Suppose that $F$ is the distribution function of a real-valued random variable $X$.

1. $F$ is increasing: if $x≤y$ then $F(x)≤F(y)$.
2. $F(x+)=F(x)$ for $x∈R$. Thus, $F$ is continuous from the right.
3. $F(x−)=P(X<x)$ for $x∈R$. Thus, $F$ has limits from the left.
4. $F(−∞)=0$.
5. $F(∞)=1$.

Let,

$Experiment$ = rolling a fair die.

So, $CDF = F(x) = \begin{cases} 0, & \text{if $0 \ge x$ or $6 < x$} \\ x \cdot \Bbb P(X=x), & \text{otherwise} \end{cases}$ (is it correct??)

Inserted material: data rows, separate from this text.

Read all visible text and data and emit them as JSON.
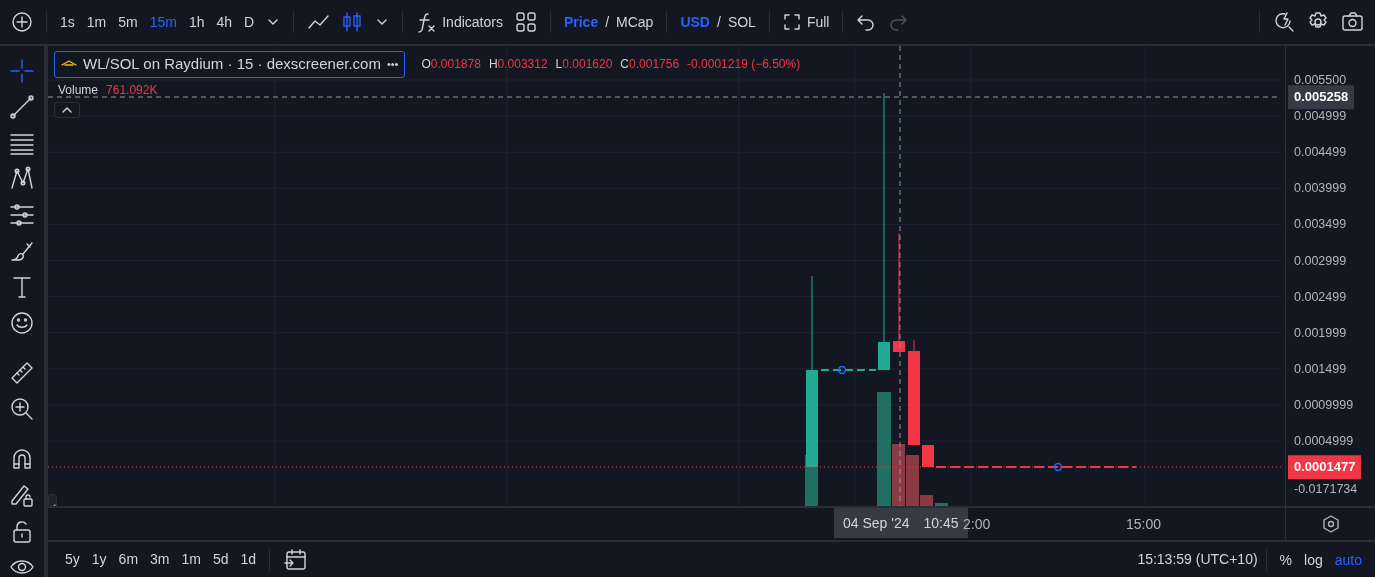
{
  "toolbar": {
    "intervals": [
      {
        "label": "1s",
        "selected": false
      },
      {
        "label": "1m",
        "selected": false
      },
      {
        "label": "5m",
        "selected": false
      },
      {
        "label": "15m",
        "selected": true
      },
      {
        "label": "1h",
        "selected": false
      },
      {
        "label": "4h",
        "selected": false
      },
      {
        "label": "D",
        "selected": false
      }
    ],
    "chart_types": [
      {
        "kind": "line",
        "selected": false
      },
      {
        "kind": "candles",
        "selected": true
      }
    ],
    "indicators": "Indicators",
    "price_toggle": [
      {
        "label": "Price",
        "selected": true
      },
      {
        "label": "MCap",
        "selected": false
      }
    ],
    "currency_toggle": [
      {
        "label": "USD",
        "selected": true
      },
      {
        "label": "SOL",
        "selected": false
      }
    ],
    "separator": "/",
    "fullscreen": "Full",
    "redo": {
      "disabled": true
    }
  },
  "legend": {
    "symbol": "WL/SOL on Raydium · 15 · dexscreener.com",
    "more": "•••",
    "ohlc": [
      {
        "key": "O",
        "value": "0.001878"
      },
      {
        "key": "H",
        "value": "0.003312"
      },
      {
        "key": "L",
        "value": "0.001620"
      },
      {
        "key": "C",
        "value": "0.001756"
      }
    ],
    "change": "-0.0001219 (−6.50%)",
    "volume_label": "Volume",
    "volume_value": "761.092K"
  },
  "left_tools": [
    {
      "kind": "crosshair",
      "selected": true
    },
    {
      "kind": "trend-line",
      "selected": false
    },
    {
      "kind": "fib",
      "selected": false
    },
    {
      "kind": "pattern",
      "selected": false
    },
    {
      "kind": "projection",
      "selected": false
    },
    {
      "kind": "brush",
      "selected": false
    },
    {
      "kind": "text",
      "selected": false
    },
    {
      "kind": "emoji",
      "selected": false
    },
    {
      "kind": "ruler",
      "selected": false
    },
    {
      "kind": "zoom",
      "selected": false
    },
    {
      "kind": "magnet",
      "selected": false
    },
    {
      "kind": "lock-drawing",
      "selected": false
    },
    {
      "kind": "lock",
      "selected": false
    },
    {
      "kind": "eye",
      "selected": false
    }
  ],
  "price_axis": {
    "labels": [
      "0.005500",
      "0.004999",
      "0.004499",
      "0.003999",
      "0.003499",
      "0.002999",
      "0.002499",
      "0.001999",
      "0.001499",
      "0.0009999",
      "0.0004999",
      "-0.0171734"
    ],
    "crosshair_price": "0.005258",
    "last_price": "0.0001477"
  },
  "time_axis": {
    "labels": [
      "2:00",
      "15:00"
    ],
    "crosshair_date": "04 Sep '24",
    "crosshair_time": "10:45"
  },
  "ranges": [
    "5y",
    "1y",
    "6m",
    "3m",
    "1m",
    "5d",
    "1d"
  ],
  "clock": "15:13:59 (UTC+10)",
  "scale_modes": [
    {
      "label": "%",
      "selected": false
    },
    {
      "label": "log",
      "selected": false
    },
    {
      "label": "auto",
      "selected": true
    }
  ]
}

then, how can I explain the above properties?

Answer 1

$X$ here is a discrete random variable, so the CDF of a discrete random variable is a summation. In this case: $\Pr(X \leq x) = \sum_{i=1}^6 \Pr(i)\mathbb{1}_{(i \leq x)}$.

You would integrate over the pdf of $x$, as it looks like you were trying to do, only if $X$ was a continuous random variable.

The + and - notation in the excerpt that you've quoted above is only to give us a framework for discussing atoms, or discontinuities in the density.